Jerry Blackburn, the foundation's president, said he holds on to these artifacts because he worries that the site's history is being forgotten.
"A lot of the old-timers remember what went on here, but a lot of the children don't understand the significance," said Blackburn, who worked as an engineer at the site for more than 40 years. "It's got a tremendous legacy and history. We need to nurture it and share it."
Downey, in southeastern L.A. County, was mostly fields in 1929, when an entrepreneur named E.M. Smith bought a plot and turned it into an airfield and manufacturing plant. As the aircraft industry grew, Downey grew with it. By the 1960s, some 30,000 people were working there, building planes and missiles for North American Aviation, the contractor then operating the site.
NASA acquired the land in the early 1960s, and as the United States rushed to be the first country to send men to the moon, it turned to North American Aviation to develop the spacecraft to take them there. Engineers and other skilled workers moved to town. Subdivisions blossomed. People brimmed with patriotism.

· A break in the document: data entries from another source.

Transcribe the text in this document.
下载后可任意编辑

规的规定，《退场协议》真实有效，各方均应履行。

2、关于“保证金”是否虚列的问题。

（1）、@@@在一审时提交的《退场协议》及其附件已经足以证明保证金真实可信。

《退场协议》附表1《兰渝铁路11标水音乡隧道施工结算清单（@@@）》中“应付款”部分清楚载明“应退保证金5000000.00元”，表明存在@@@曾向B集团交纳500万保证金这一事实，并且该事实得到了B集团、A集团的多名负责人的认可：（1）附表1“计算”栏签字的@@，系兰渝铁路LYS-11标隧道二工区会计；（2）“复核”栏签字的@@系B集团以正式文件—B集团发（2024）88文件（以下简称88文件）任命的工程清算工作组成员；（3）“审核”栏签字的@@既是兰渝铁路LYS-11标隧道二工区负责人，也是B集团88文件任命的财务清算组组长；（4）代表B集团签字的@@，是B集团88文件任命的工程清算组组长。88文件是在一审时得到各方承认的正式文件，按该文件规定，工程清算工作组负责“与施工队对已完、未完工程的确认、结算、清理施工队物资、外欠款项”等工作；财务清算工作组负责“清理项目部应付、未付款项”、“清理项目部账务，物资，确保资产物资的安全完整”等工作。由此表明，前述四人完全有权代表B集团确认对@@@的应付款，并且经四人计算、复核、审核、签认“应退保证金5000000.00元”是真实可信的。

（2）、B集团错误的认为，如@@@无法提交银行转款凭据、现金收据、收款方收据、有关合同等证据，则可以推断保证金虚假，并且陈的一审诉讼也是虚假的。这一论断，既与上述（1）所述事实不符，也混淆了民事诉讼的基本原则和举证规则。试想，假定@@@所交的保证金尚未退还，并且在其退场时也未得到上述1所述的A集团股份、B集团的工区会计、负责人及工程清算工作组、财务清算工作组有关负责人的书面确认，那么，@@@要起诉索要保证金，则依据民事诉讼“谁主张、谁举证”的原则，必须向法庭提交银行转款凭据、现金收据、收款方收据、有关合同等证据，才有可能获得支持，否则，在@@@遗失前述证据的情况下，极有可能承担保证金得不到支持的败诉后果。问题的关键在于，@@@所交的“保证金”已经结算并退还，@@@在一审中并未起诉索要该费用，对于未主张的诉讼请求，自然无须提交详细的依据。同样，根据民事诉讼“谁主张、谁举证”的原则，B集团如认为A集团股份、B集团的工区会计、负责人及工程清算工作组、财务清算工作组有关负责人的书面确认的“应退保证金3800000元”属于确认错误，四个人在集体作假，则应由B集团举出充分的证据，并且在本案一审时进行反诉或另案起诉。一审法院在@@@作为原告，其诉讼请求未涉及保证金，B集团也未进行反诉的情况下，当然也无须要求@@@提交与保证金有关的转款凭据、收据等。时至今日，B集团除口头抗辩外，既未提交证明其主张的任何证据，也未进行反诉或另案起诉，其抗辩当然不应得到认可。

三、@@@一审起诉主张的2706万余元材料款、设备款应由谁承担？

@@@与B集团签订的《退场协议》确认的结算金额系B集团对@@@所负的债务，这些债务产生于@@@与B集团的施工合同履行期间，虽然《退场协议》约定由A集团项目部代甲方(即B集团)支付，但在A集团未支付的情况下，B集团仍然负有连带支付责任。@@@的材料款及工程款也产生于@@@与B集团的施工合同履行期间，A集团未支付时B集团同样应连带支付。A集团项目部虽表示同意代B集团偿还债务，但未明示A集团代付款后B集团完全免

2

"I would introduce myself and say, 'I work over at the spaceship factory.' And people would just get so excited," Blackburn says. "You would go home in the evening and you would talk to your children and they were just in awe."
In the late 1980s and early 1990s, North American Aviation, which had merged with Rockwell International Corp., was hit hard by cuts in military spending. By 1992, it had fewer than 5,000 employees. There was a glimmer of hope in town when Boeing North America acquired the company, but optimism faded in 1999, when Boeing moved its operations to Huntington Beach.
When the industry left Downey for good, the city was at a loss, said City Manager Gerald Caton. Real-estate values plummeted. Business at restaurants and the local mall fell, as did the city's sales tax revenue. But it was more than just an economic depression, said Caton, whose father worked at the site for 27 years.
"The city was really saddened," he said. "The city's claim to fame ended when it closed down in 1999."
Caton hopes the new museum will help the city re-stake that claim.
The gleaming metal building, which looks a little like a spaceship itself, will be home to a number of hands-on exhibits, including a robotics lab and a space flight simulator. It will be the official national memorial to the crew of the space shuttle Columbia, which broke apart on reentry in 2003, killing all seven on board.
It also will be a tribute to the industry that flourished in Downey.
"We can memorialize what happened on the site, but at the same time we can get a lot of school-age kids in there and get them excited about science," Caton said. "It's a way of remembering."